Turning Darkness into Light by Marie Brennan

Turning Darkness into Light by Marie Brennan

Author:Marie Brennan
Language: eng
Format: epub
Publisher: Titan Books


FROM THE DIARY OF AUDREY CAMHERST

4 Messis

There’s no hope for it; the eleventh tablet is just too badly damaged. We might puzzle out another sign here and there over time, at least to the point of an educated guess, but we’ll never be able to tell what the whole thing says.

(And I keep thinking, “But Cora has such good eyes; maybe she’ll be able to piece together a bit more.” Then I remember that she’s a spy and Gleinleigh is up to something and the only person here I can trust is Kudshayn. I’m not asking her for help.)

We can tell it’s something about Hastu, at least in part; we’ve got his name, and we’ve got that word šiknas again. When I asked Kudshayn what he thought, he said, “This might be the point at which that epithet is bestowed on him.”

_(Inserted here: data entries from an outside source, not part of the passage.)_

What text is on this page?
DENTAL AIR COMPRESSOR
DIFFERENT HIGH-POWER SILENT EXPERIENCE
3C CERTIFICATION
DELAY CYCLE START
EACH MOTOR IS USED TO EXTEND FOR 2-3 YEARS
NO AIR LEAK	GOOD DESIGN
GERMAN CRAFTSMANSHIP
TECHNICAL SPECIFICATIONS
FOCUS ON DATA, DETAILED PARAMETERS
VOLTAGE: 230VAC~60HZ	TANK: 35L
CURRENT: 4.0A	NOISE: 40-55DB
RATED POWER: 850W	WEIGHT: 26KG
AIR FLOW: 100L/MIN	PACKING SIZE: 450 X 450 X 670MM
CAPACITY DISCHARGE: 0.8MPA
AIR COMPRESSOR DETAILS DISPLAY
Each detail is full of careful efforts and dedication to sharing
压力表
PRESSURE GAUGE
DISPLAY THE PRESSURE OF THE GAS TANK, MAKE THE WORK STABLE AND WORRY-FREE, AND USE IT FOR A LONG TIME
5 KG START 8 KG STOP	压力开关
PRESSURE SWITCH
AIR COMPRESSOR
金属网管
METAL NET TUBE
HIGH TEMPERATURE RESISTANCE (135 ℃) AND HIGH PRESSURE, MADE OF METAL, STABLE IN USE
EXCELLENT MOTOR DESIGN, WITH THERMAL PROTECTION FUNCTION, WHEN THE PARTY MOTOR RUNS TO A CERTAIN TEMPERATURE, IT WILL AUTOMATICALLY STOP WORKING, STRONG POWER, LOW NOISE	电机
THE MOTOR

To which I objected, “But the text has been using it all along.”

“Yes, but why should that matter? The invocation references the siblings long before they appear; the same might be true for this, especially since it allows the scribe to give Hastu four uses of his name, once alone and then with three epithets. Surrendering precision for the sake of a poetic device is hardly unusual.”

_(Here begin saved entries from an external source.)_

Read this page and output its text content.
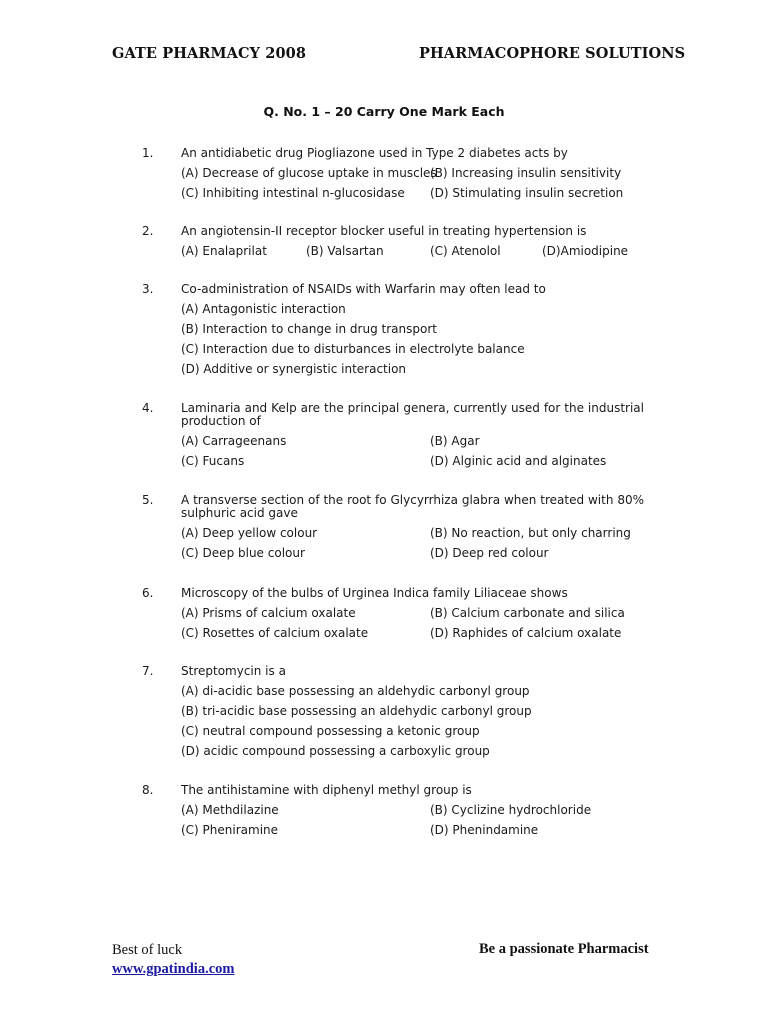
GATE PHARMACY 2008	PHARMACOPHORE SOLUTIONS
Q. No. 1 – 20 Carry One Mark Each
1. An antidiabetic drug Piogliazone used in Type 2 diabetes acts by
(A) Decrease of glucose uptake in muscles
(B) Increasing insulin sensitivity
(C) Inhibiting intestinal n-glucosidase (D) Stimulating insulin secretion
2. An angiotensin-II receptor blocker useful in treating hypertension is
(A) Enalaprilat	(B) Valsartan	(C) Atenolol	(D)Amiodipine
3. Co-administration of NSAIDs with Warfarin may often lead to
(A) Antagonistic interaction
(B) Interaction to change in drug transport
(C) Interaction due to disturbances in electrolyte balance
(D) Additive or synergistic interaction
4. Laminaria and Kelp are the principal genera, currently used for the industrial production of
(A) Carrageenans	(B) Agar
(C) Fucans	(D) Alginic acid and alginates
5. A transverse section of the root fo Glycyrrhiza glabra when treated with 80% sulphuric acid gave
(A) Deep yellow colour	(B) No reaction, but only charring
(C) Deep blue colour	(D) Deep red colour
6. Microscopy of the bulbs of Urginea Indica family Liliaceae shows
(A) Prisms of calcium oxalate	(B) Calcium carbonate and silica
(C) Rosettes of calcium oxalate	(D) Raphides of calcium oxalate
7. Streptomycin is a
(A) di-acidic base possessing an aldehydic carbonyl group
(B) tri-acidic base possessing an aldehydic carbonyl group
(C) neutral compound possessing a ketonic group
(D) acidic compound possessing a carboxylic group
8. The antihistamine with diphenyl methyl group is
(A) Methdilazine	(B) Cyclizine hydrochloride
(C) Pheniramine	(D) Phenindamine
Best of luck
www.gpatindia.com
Be a passionate Pharmacist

I felt like complaining that it might be poetic, but it was confusing—I think Cora has rubbed off on me. I was not about to tell Kudshayn that, though, because he mopes around being sad that I’m not talking to her anymore. (For someone who has often been on the receiving end of human untrustworthiness, he’s far more willing to forgive her than I am.) Instead I said, “I cannot shake the feeling that this section would explain that epithet. ‘For who you are, šiknas’—doesn’t that sound like they’re naming him somehow?”

Kudshayn only shrugged. “I will look at the next section and see if there is anything of use.”

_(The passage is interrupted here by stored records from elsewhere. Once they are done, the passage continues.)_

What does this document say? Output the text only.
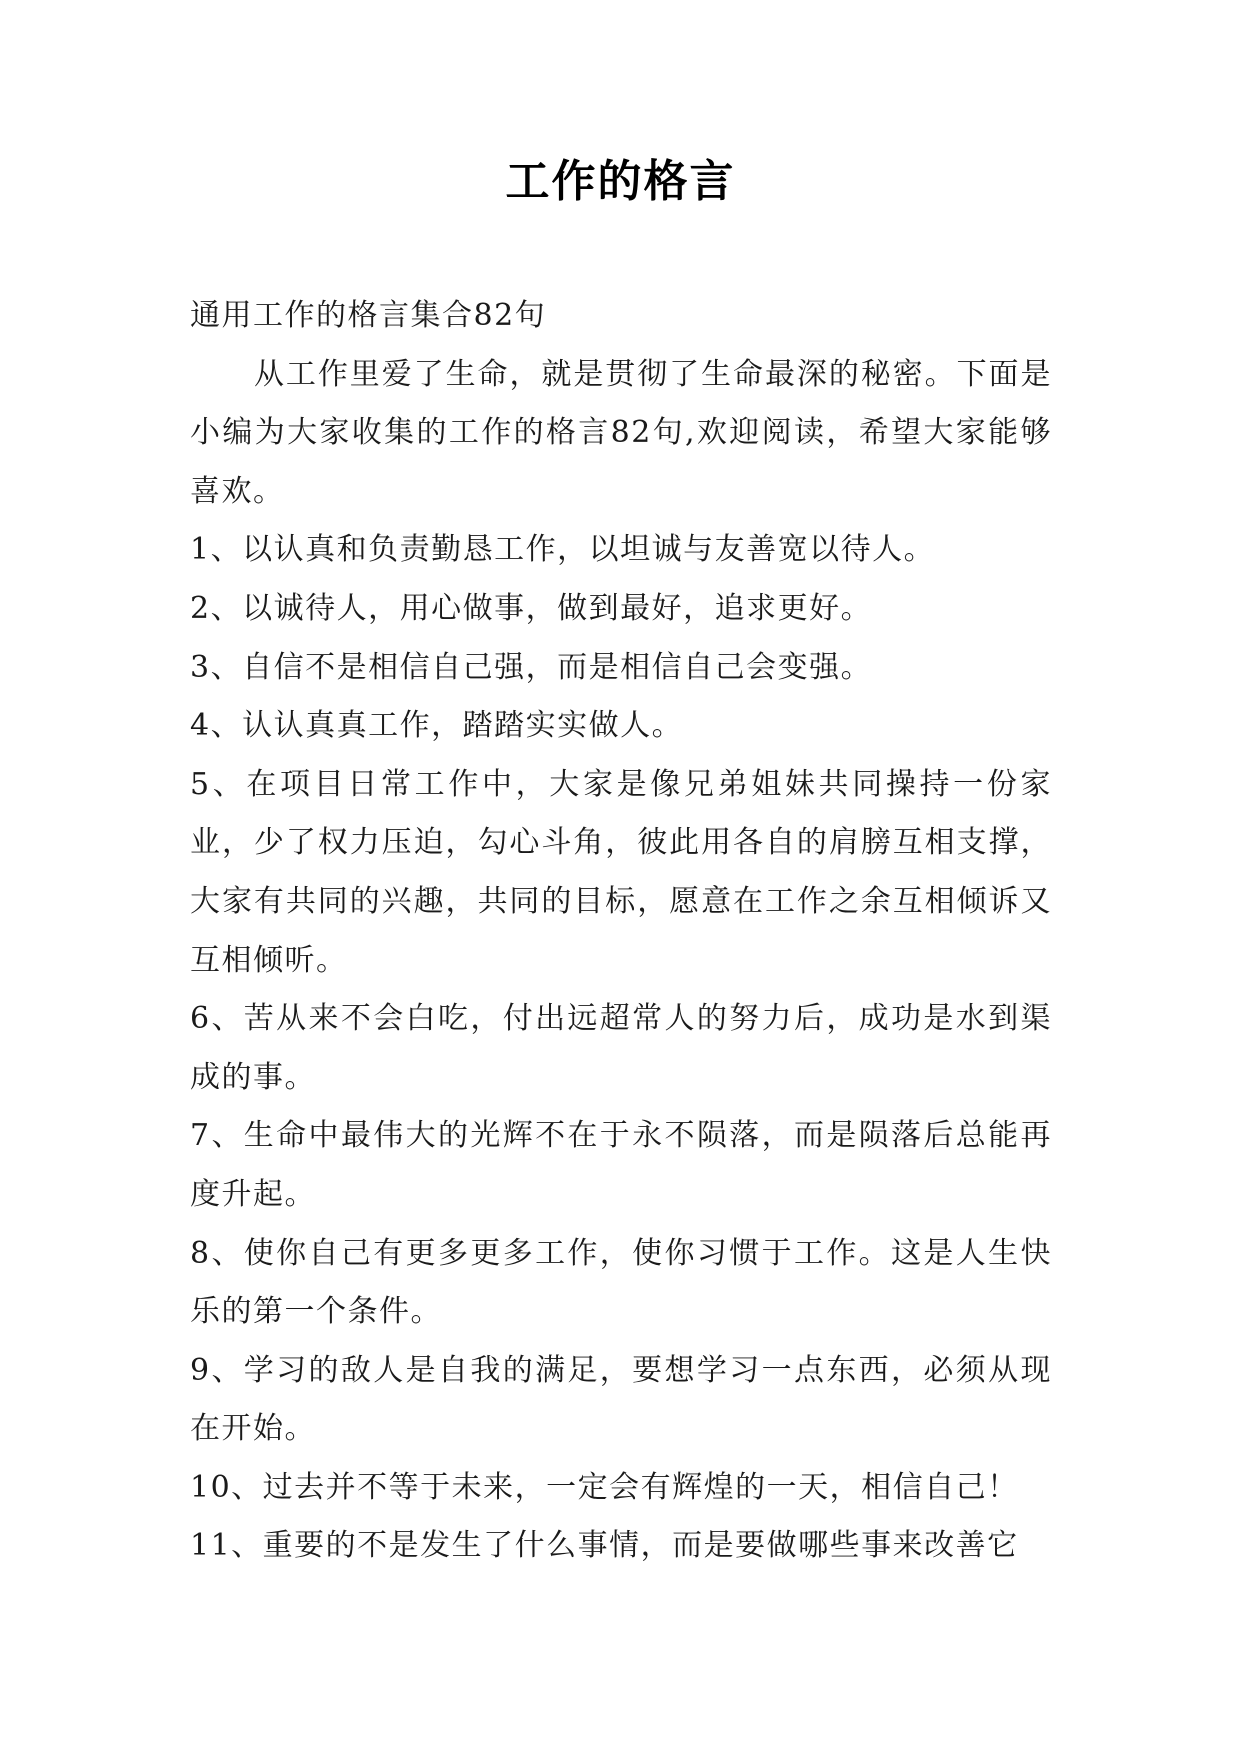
工作的格言

通用工作的格言集合82句

从工作里爱了生命，就是贯彻了生命最深的秘密。下面是小编为大家收集的工作的格言82句,欢迎阅读，希望大家能够喜欢。

1、以认真和负责勤恳工作，以坦诚与友善宽以待人。

2、以诚待人，用心做事，做到最好，追求更好。

3、自信不是相信自己强，而是相信自己会变强。

4、认认真真工作，踏踏实实做人。

5、在项目日常工作中，大家是像兄弟姐妹共同操持一份家业，少了权力压迫，勾心斗角，彼此用各自的肩膀互相支撑，大家有共同的兴趣，共同的目标，愿意在工作之余互相倾诉又互相倾听。

6、苦从来不会白吃，付出远超常人的努力后，成功是水到渠成的事。

7、生命中最伟大的光辉不在于永不陨落，而是陨落后总能再度升起。

8、使你自己有更多更多工作，使你习惯于工作。这是人生快乐的第一个条件。

9、学习的敌人是自我的满足，要想学习一点东西，必须从现在开始。

10、过去并不等于未来，一定会有辉煌的一天，相信自己！

11、重要的不是发生了什么事情，而是要做哪些事来改善它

But there isn’t. It’s clear even from a glance that the text continues on to something else entirely. Unless we stumble into a full repetition on some tablet in another collection, we’re out of luck—and I don’t think that’s likely.

Unless . . . wait.

All these things began on that day. Writing, and metallurgy, and planting crops—and justice. I read something about this, I know I did. The cliff inscription from Ma’ale Tizafim? No, not that; it was a law code, but not what I’m thinking of. A narrative bit, only I can’t remember the details. Why can’t I remember them? Why does my memory have as many holes as that tablet?

later

THE BEGINNING OF JUSTICE!

That was it. A fragment of tablet that told the story of “the first judgment spoken.” And the reason I can’t remember any more details is there weren’t any; the fragment is in the hands of a private collector. (Not Gleinleigh—someone else.) It’s never been properly studied and published, at least not that I remember; just a brief mention of it from somebody—Daniela Isaquez, I think—who was allowed to take a brief look at it.